[Ma sélection d’épisodes de Noël] Seinfeld 9.10 – The Strike

Nous avons vu précédemment une nouvelle invention pour les fêtes de Noêl (Chrismukkah). Ce n’est rien comparé à Festivus, la fête créée par le père de George Costanza, parce qu’il ne supportait plus l’aspect commercial de Noël. Une partie du délire de l’épisode provient de ces situations absurdes, où lors de la fête de Festivus, on ne remercie pas les personnes venus à table, mais on les engueule. Et puis le sapin de Noël est remplacé par un pôle en aluminum, sans guirlandes. Il sert pour des combats père-fils qui ont d’ailleurs traumatisé ce pauvre George.

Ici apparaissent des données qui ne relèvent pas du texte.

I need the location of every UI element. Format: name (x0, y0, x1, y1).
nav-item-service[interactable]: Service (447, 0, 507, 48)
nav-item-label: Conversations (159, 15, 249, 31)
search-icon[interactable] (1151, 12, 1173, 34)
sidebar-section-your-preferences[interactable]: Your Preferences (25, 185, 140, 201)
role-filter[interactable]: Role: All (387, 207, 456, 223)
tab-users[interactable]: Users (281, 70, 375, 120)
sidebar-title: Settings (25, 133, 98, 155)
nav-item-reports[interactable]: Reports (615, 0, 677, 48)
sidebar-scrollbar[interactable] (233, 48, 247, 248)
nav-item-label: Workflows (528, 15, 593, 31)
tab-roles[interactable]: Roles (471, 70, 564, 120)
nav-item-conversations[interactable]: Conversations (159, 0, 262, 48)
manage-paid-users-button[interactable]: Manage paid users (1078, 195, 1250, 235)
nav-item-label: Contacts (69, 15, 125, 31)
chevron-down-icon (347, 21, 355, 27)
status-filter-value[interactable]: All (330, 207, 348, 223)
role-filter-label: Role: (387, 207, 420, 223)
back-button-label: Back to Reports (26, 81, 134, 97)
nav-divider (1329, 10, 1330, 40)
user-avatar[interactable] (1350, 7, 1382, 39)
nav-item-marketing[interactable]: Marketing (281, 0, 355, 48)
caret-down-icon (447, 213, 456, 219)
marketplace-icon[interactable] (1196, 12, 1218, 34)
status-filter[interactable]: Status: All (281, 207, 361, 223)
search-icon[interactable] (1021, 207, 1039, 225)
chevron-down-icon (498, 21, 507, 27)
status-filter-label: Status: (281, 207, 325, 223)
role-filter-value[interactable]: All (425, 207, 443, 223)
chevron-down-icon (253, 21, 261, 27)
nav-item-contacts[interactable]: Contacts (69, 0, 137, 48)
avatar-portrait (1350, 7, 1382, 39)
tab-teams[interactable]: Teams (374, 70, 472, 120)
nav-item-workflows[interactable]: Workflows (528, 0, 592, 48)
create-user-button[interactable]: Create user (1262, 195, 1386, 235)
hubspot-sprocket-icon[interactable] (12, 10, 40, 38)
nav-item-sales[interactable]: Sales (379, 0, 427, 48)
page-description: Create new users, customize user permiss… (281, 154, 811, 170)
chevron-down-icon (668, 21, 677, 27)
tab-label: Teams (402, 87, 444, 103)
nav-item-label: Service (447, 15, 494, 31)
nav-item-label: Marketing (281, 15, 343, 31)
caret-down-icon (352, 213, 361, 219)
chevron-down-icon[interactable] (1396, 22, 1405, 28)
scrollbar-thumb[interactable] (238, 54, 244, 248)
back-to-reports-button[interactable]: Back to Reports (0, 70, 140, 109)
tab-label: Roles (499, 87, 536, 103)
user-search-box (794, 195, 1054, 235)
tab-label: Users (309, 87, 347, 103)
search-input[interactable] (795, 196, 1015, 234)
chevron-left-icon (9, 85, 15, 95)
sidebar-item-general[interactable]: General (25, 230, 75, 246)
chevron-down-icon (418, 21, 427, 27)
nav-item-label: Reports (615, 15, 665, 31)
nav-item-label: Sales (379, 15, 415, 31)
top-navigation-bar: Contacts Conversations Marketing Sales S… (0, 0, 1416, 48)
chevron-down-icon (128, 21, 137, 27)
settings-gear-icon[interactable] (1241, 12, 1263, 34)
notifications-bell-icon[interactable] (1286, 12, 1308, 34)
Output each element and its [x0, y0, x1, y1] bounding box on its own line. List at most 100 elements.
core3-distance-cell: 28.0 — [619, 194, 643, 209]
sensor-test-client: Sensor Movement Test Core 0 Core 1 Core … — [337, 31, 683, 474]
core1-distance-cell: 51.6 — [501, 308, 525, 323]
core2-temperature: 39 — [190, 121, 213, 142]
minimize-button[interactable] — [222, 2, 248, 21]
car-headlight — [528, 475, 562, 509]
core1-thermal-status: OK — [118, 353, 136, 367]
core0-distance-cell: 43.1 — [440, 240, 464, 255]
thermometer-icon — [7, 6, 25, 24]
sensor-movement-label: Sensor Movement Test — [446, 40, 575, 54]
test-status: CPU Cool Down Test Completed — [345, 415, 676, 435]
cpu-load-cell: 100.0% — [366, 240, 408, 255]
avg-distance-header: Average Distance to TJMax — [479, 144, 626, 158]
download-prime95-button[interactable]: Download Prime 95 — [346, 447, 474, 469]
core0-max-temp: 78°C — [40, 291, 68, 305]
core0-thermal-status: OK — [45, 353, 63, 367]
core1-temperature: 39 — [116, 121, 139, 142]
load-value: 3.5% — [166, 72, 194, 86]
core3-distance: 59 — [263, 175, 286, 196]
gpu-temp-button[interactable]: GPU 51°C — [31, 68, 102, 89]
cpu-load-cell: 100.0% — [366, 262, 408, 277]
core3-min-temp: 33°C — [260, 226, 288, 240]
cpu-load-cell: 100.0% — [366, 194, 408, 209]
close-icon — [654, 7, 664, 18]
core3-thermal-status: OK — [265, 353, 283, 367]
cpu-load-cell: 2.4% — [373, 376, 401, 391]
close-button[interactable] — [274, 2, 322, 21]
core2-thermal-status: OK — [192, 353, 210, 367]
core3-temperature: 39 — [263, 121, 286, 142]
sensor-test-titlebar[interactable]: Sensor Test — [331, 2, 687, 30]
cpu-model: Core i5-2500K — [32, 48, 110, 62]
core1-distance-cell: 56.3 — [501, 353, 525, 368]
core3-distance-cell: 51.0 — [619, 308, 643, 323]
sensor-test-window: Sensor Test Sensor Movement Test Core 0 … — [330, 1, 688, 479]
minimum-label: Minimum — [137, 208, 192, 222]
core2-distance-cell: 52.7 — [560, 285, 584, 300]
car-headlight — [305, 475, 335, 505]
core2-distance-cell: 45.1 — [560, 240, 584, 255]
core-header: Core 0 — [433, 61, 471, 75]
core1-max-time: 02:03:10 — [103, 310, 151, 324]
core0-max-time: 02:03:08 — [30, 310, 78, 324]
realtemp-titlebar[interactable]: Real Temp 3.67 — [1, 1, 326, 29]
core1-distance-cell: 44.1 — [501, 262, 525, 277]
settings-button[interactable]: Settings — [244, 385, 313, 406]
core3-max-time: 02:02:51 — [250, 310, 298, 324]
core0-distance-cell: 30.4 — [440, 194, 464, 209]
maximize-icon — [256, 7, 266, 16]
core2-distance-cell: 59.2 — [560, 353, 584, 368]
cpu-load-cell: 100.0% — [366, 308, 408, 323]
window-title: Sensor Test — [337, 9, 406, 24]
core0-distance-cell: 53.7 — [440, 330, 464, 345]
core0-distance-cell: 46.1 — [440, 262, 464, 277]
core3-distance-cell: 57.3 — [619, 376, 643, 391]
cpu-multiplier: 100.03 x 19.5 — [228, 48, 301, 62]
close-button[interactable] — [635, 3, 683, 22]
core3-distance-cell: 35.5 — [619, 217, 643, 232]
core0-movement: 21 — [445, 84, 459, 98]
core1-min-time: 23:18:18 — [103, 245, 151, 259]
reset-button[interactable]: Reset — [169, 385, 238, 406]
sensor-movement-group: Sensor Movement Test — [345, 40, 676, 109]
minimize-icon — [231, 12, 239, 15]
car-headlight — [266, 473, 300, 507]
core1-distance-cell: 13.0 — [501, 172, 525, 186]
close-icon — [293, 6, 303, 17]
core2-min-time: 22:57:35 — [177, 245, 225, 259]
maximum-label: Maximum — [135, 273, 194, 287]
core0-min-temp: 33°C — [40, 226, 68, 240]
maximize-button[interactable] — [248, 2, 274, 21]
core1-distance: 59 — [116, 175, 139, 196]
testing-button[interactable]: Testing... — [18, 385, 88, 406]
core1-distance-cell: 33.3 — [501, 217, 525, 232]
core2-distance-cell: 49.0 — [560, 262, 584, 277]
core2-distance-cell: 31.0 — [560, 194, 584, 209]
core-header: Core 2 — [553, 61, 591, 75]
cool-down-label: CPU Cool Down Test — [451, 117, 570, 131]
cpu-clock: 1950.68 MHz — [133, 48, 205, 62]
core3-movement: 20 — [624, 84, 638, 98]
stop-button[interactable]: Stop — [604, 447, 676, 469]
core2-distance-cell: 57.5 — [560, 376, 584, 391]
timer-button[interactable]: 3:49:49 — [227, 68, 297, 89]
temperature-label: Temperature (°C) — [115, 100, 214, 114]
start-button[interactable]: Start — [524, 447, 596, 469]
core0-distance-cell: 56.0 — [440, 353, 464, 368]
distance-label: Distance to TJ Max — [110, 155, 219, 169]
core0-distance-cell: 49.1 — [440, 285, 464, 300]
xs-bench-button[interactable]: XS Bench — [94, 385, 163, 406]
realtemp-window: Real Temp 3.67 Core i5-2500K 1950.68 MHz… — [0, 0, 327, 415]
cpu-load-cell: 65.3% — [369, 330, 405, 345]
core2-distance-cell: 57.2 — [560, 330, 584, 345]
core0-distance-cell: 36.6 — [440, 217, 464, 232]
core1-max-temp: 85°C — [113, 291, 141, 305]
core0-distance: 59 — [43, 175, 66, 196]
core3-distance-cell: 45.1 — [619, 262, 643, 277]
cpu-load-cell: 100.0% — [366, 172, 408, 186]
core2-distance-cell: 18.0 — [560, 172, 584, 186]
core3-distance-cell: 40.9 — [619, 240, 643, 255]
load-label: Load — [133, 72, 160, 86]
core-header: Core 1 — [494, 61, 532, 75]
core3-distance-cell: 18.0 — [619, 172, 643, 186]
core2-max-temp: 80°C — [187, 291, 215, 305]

Pauvre George, pas étonnant qu’il ne comprenne rien à la signification de Noël. Cet avare trouve une astuce pour éviter de débourser le moindre centime en cadeau tout en passant pour un bienfaiteur. Ayant reçu comme cadeau une carte lui disant qu’un don a été fait en son nom à une œuvre de charité, le voilà qui reprend l’idée à son compte. Sauf que, évidemment, quand il distribue ses cadeaux, ses dons sont faits au nom de la Human Fondation (« des sous pour les gens »), une invention signé George. Malheureusement, il va se faire piéger quand il recevra un don de son patron pour cette fondation, la comptabilité n’appréciant guère les plaisanteries.

Outre les échanges de cadeaux et Festivus, l’épisode parle également de la grève de 12 ans de Kramer, personnage habitué aux loufoqueries, mais aussi de l’avarice et de la malhonnêteté d’Elaine. Elle veut en effet obtenir son sandwich gratuit après en avoir acheté et mangé 23. Mais pour se débarrasser d’un homme qui le courtise mais qui ne l’intéresse pas, elle se trompe et lui donne son carton avec un mauvais numéro. Il va falloir qu’elle revienne vers lui pour obtenir son sandwich, mais ça va pas être si simple.

La petitesse de Jerry est également mise à l’honneur, avec Jerry qui s’effraye de sa nouvelle conquête qui n’arrête pas de changer d’aspect.

En bref, tous les défauts des personnages sont particulièrement mis en exergue dans cet épisode de Noël. Eh, ils sont humains, aussi. Malheureusement. Mais c’est ça qui rend Seinfeld si drôle.